Ukraine

Mit Tränen in den Augen

36 Menschen starben beim russischen Angriff auf die ukrainische Stadt Sumy am 13. April. Foto: picture alliance / ASSOCIATED PRESS

Der 80. Jahrestag des Endes des Zweiten Weltkriegs in Europa versetzt den Kontinent in alles andere als Feierstimmung. Niemals zuvor klang die Parole »Nie wieder« so hilflos. Die transatlantische Einigkeit, die einst den Sieg über das Dritte Reich sicherte, zerbröckelt. Auf dem Kontinent tobt ein Angriffskrieg mit Gräueltaten, die nach Ansicht einiger Beobachter an Völkermord grenzen.

Die offizielle Anerkennung der besetzten ukrainischen Gebiete als Eigentum des Aggressorstaates wird nun ernsthaft als mögliche Bedingung für einen Waffenstillstand diskutiert – ein Verstoß gegen eines der zentralen Nachkriegs-Prinzipien des Völkerrechts: Eroberung darf kein legitimes Mittel zur Veränderung von Grenzen sein. Russlands Auslands­geheimdienst wendet sich sogar an die USA und schlägt einen neuen gemeinsamen Kampf gegen den »europäischen Nazismus« vor, also gegen ein vereintes Europa, »wie vor 80 Jahren«.
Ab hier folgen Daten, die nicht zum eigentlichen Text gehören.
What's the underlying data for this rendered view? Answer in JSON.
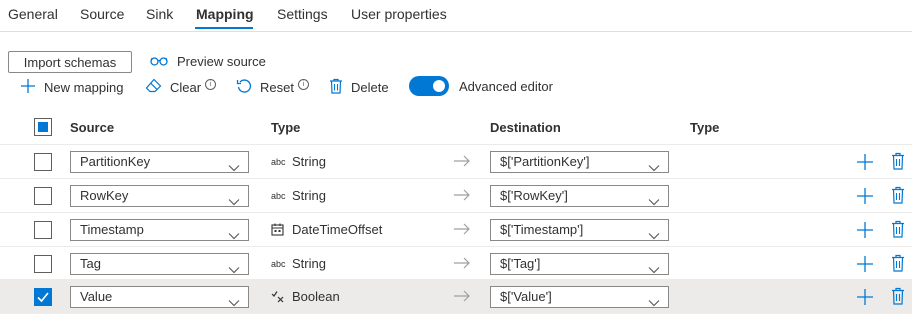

Politischer Querdenker Donald Trump

Es ist schwer vorstellbar, dass selbst ein politischer Querdenker wie Donald Trump eine solche Formulierung attraktiv finden würde. Doch der US-Präsident scheint die Illusion zu teilen, dass die immensen Kriegsopfer der Sowjetunion unsere Sicht auf das heutige Russland irgendwie beeinflussen sollten.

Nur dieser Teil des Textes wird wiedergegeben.